Lessons from the Hidden Champions
The innovation fabric of Germany's economy
Hidden champions are mainly medium-sized companies that hold a leading international market position and are predominantly family-owned. Their leading roles, their creation of wealth, and their global success attract managers from all over the world who are in the process of developing their own strategies to turn their companies into hidden champions.
This program will help them to explore the phenomenon of hidden champions and examine both the sources of their success and the challenges to come. Furthermore, participants will analyze to which extent their own companies already have what it takes to become – and stay – hidden champions and to what degree they need to make structural and strategic changes. This can affect their business segments, their global positions, the role that innovation plays in their enterprises, their customer relations, and their corporate cultures.
Executives of mid-sized companies who are in charge of business development or strategic management and who wish to understand the success of hidden champions; sales executives who intend to do business with hidden champions and build solid relationships with them.
By exploring the challenges they may face when attempting to turn their companies into hidden champions, executives will gain a clear sense of the mindsets, competencies, and strategies needed to succeed in this endeavor. They will learn how to capitalize on and leverage their strengths and weaknesses – as well as those of their employees, peers, and superiors – on their way to reaching the goals they have in mind.
- Germany’s economic development and the role of hidden champions
- How Germany’s hidden champions think
- The wealth creation of hidden champions
- Germany’s mid-sized companies as champions of innovation
- Success factors of Germany’s hidden champions
- Challenges for current and future hidden champions
Johannes Habel (Program Director)
is an associate professor at ESMT Berlin and co-director of the Hidden Champions Institute (HCI).
In his research and teaching, he focuses on sales and marketing strategies of hidden champions. Johannes has cooperated with hidden champions in industries such as machine-building, automotive, construction, power tools, and imaging.
Johannes’ research has been published in some of the world’s most renowned academic management journals, such as the Journal of Marketing, the Journal of the Academy of Marketing Science, and the International Journal of Research in Marketing. Furthermore, Johannes has published case studies with Harvard Business Publishing and The Case Centre.

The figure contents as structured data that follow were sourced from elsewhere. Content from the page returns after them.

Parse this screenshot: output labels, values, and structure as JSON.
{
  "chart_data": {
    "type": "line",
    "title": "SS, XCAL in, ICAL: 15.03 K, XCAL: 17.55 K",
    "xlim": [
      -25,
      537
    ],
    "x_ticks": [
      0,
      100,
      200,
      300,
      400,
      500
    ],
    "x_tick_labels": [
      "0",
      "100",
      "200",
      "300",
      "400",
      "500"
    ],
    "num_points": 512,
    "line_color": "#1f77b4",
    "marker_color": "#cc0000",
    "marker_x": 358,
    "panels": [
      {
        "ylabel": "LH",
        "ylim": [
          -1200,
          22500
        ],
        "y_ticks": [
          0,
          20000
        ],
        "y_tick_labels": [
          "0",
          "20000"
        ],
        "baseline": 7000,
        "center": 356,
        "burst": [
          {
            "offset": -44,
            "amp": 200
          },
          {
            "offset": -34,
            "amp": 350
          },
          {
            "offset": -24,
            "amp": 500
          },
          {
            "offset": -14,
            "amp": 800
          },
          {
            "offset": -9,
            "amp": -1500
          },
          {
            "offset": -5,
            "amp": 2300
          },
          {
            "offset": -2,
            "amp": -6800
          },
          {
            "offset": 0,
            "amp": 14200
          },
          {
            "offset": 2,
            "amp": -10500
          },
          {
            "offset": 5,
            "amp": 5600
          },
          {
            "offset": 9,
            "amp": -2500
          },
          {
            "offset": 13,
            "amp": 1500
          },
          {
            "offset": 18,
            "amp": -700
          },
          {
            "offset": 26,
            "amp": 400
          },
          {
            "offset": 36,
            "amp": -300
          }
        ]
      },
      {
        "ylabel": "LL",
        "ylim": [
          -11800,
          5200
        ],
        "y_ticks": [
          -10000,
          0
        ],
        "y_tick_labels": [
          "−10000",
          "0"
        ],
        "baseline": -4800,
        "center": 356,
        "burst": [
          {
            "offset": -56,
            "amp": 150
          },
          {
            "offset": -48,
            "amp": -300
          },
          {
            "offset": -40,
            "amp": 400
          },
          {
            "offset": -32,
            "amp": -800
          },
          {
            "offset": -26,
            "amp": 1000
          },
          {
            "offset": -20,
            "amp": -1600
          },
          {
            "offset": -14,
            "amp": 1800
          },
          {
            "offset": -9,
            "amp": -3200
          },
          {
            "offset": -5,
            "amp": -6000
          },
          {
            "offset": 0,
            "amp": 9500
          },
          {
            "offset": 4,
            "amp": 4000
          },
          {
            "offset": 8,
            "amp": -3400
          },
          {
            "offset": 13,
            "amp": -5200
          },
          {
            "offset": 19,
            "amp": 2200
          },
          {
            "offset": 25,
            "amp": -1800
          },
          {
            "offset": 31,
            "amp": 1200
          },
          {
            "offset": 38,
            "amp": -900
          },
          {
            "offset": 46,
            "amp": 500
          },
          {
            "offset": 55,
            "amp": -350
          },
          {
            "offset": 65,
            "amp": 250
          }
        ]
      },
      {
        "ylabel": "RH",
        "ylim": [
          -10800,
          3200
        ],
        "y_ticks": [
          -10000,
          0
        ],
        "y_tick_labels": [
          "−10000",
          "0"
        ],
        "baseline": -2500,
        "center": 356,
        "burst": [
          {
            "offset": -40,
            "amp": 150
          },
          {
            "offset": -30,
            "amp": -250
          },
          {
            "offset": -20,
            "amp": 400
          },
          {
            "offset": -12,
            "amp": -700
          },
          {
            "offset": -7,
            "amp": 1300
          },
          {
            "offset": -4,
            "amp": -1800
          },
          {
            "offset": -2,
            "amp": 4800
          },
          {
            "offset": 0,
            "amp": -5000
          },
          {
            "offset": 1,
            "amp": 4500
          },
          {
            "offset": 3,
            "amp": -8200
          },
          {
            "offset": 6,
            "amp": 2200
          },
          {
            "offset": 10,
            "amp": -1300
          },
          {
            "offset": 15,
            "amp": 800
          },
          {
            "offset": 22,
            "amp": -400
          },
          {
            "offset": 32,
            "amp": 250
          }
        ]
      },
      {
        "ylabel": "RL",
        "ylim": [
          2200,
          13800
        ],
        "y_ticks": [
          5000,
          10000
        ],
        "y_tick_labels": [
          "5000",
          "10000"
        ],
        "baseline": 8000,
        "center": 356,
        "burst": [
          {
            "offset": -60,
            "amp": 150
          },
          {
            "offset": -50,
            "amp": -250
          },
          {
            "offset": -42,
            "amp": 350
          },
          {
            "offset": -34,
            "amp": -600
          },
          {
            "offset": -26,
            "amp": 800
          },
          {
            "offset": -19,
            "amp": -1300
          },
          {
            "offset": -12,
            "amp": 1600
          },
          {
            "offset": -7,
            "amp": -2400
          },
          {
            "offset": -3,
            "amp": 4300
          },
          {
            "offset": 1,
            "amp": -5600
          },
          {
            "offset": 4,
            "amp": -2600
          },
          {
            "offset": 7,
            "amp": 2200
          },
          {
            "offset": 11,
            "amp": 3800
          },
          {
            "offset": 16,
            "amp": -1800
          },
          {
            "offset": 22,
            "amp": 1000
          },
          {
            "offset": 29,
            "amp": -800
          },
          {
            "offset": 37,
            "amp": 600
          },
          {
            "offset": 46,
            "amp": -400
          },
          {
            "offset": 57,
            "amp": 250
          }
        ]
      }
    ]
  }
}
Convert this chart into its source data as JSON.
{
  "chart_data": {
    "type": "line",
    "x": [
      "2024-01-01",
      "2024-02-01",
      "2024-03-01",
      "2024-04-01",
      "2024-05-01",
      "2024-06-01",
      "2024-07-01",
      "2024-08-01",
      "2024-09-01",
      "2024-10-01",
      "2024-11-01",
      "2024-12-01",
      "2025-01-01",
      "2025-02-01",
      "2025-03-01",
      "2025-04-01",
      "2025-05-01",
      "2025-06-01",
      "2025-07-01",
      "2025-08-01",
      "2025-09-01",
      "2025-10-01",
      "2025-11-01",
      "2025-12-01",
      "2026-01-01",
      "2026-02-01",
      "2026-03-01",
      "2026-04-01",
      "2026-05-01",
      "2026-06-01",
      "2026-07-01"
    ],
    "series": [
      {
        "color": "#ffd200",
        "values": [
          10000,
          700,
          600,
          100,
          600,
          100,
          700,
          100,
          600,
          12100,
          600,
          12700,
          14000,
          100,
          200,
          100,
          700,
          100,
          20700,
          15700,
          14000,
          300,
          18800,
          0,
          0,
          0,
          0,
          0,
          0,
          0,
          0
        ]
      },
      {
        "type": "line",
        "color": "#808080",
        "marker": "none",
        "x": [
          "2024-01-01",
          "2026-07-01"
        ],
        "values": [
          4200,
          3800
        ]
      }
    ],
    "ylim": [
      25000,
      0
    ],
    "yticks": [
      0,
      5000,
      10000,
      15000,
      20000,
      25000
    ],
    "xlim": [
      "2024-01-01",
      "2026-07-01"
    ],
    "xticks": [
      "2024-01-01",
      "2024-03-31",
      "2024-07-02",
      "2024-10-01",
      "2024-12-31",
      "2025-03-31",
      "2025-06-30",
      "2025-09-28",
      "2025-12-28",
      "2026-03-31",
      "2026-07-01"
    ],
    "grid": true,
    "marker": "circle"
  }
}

Before joining ESMT Berlin, Johannes worked as a strategy consultant for Booz & Company and as a radio journalist for several years. Johannes studied business administration at Mannheim University and completed his doctorate in sales management at Bochum University.
Bianca Schmitz (Program Director)
is a co-director of the Hidden Champions Institute (HCI) and a program director at ESMT Berlin.
She is responsible for establishing new international alliances with other business schools, institutions and networks, such as the Global Network for Advanced Management (GNAM).
Her focus lies on agile innovation processes, especially of so-called Hidden Champions. She has been trained in Design Thinking by Hasso Plattner Institute and is a certified SCRUM Product Owner.
She studied Regional Sciences of Latin America at the University of Cologne and finished with a diploma. Her focus was on economics and the Spanish language. Bianca worked for three years at the International Association for Sports and Leisure Facilities (IAKS), a nonprofit organization based in Cologne, Germany, with branches throughout the world. Bianca’s international profile is supplemented by two years of work experience in Spain.